Less than a year into his tenure as chairman of the Federal Communication Commission, Tom Wheeler has announced that at the end of the month, the FCC will vote on killing the 39-year-old rule mandating local blackouts for NFL games that don't sell out.
The sports blackout rules are a bad hangover from the days when barely 40 percent of games sold out and gate receipts were the league's principal source of revenue. Last weekend, every single game was sold out. More significantly, pro football is now the most popular content on television. NFL games dominated last week's ratings, as usual, and the Super Bowl has effectively become a national holiday. With the NFL's incredible popularity, it's not surprising that last year the League made $10 billion in revenue and only two games were blacked-out. [Ed. note: One in San Diego and one in Buffalo.]
But the NFL's blackout policy remains a real concern for fans. During last year's playoffs, Cincinnati, Green Bay and Indianapolis hadn't sold out their games 72 hours before kickoff. The only way those games weren't denied to fans was that local businesses bought blocks of tickets just so the game could be officially "sold out."
The most egregious case was in Green Bay, where the weather forecast called for a low of minus-15 degrees.

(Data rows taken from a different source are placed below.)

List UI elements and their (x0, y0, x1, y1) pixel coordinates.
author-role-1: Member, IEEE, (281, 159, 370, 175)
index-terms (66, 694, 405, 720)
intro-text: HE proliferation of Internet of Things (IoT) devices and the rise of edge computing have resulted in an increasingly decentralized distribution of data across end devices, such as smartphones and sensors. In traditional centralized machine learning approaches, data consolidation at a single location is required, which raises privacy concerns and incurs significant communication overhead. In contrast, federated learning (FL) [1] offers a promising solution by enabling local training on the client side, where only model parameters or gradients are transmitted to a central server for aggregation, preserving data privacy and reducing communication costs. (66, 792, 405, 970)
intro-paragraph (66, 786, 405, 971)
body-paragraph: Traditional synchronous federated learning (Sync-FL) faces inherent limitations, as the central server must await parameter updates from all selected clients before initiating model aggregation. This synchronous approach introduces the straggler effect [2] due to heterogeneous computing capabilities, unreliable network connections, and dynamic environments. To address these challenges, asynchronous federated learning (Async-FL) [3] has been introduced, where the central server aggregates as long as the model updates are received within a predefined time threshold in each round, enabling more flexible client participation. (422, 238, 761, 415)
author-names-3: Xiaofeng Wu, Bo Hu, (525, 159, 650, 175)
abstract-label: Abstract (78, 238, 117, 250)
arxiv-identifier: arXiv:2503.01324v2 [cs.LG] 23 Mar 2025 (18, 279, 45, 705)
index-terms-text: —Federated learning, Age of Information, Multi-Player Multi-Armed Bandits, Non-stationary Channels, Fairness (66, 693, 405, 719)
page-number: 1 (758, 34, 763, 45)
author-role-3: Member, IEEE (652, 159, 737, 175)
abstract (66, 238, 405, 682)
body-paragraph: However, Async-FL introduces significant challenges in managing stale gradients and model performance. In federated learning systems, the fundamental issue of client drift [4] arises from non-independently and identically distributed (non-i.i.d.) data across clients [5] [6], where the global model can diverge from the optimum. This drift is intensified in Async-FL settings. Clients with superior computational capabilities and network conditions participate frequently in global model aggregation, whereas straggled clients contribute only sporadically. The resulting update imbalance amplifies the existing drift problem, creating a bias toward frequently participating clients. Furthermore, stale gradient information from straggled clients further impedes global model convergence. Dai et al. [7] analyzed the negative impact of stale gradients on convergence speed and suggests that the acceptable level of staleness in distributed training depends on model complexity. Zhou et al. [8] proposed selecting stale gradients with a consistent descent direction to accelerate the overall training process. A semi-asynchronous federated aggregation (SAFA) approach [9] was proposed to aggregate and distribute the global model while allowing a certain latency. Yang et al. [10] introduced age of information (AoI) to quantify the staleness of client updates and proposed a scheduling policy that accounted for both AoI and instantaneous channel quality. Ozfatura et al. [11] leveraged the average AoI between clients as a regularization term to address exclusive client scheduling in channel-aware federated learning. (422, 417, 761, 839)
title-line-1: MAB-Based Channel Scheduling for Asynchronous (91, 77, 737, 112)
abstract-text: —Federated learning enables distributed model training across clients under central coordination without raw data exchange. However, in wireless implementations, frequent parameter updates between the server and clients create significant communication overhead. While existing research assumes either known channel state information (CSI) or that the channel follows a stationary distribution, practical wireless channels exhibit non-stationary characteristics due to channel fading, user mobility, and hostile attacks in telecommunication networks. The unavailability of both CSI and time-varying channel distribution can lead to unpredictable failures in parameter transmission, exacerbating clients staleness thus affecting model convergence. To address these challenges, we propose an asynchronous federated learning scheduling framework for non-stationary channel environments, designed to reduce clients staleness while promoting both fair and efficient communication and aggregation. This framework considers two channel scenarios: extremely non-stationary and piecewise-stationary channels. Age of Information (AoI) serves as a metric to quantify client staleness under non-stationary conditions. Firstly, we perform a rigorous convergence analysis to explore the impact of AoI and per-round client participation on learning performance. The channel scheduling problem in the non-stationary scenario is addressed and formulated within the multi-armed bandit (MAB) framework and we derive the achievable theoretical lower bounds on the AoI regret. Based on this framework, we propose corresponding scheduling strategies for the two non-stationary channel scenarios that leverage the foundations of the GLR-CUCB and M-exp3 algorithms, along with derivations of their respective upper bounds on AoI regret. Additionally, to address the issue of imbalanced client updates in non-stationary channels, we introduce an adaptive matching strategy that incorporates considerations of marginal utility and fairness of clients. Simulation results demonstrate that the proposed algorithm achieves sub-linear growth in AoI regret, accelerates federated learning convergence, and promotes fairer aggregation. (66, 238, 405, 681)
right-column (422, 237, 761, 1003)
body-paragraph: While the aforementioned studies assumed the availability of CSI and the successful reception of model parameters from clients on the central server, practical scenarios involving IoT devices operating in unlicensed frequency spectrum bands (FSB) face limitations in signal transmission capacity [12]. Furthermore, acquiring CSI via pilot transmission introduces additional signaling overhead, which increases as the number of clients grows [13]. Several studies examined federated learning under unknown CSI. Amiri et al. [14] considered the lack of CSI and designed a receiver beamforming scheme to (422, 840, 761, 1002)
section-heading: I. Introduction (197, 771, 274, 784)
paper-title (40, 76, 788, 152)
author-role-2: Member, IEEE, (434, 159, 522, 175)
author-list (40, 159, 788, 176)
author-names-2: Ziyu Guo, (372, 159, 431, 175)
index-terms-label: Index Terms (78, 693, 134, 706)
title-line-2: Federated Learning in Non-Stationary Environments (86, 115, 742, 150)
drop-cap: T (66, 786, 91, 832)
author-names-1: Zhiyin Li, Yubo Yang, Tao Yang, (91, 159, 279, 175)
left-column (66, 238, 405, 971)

Despite decades of unbelievable fan support and loyalty – Green Bay had sold out every regular season game since 1959 – local Packer fans were effectively told that if more people didn't buy tickets to go freeze, the rest of the community wouldn't be able to watch the game on TV.
Today, we are blowing the whistle on this anti-fan practice.
The NFL is, as you'd expect, fighting against any lifting or relaxation of the blackout rule, even though FCC action would not remove the possibility of the league negotiating blackouts into its TV contracts. In July, the league dispatched its full-time lobbyist Ken Edmonds and counsel for both the NFL and the NFLPA to meet with FCC commissioners. NFL representatives argued that the current blackout system "clearly serves the public interest."
Former player Lynn Swann has also been hired as part of the NFL's PR blitz, and has said that blackouts "help to keep NFL games available to every viewer on free, broadcast television."
(The NFL's vague threat seems to be that if it loses the ability to enforce blackouts, it will no longer put its games on network TV. Which would never happen, so you can ignore anything the NFL says about this.)
The FCC vote is on Sept. 30, so by season's end, fans should feel comfortable staying the hell home and watching their teams from the comfort of their couches. Wheeler gets the last word:
The bottom line is the NFL no longer needs the government's help to remain viable. And we at the FCC shouldn't be complicit in preventing sports fans from watching their favorite teams on TV. It's time to sack the sports blackout rules for good.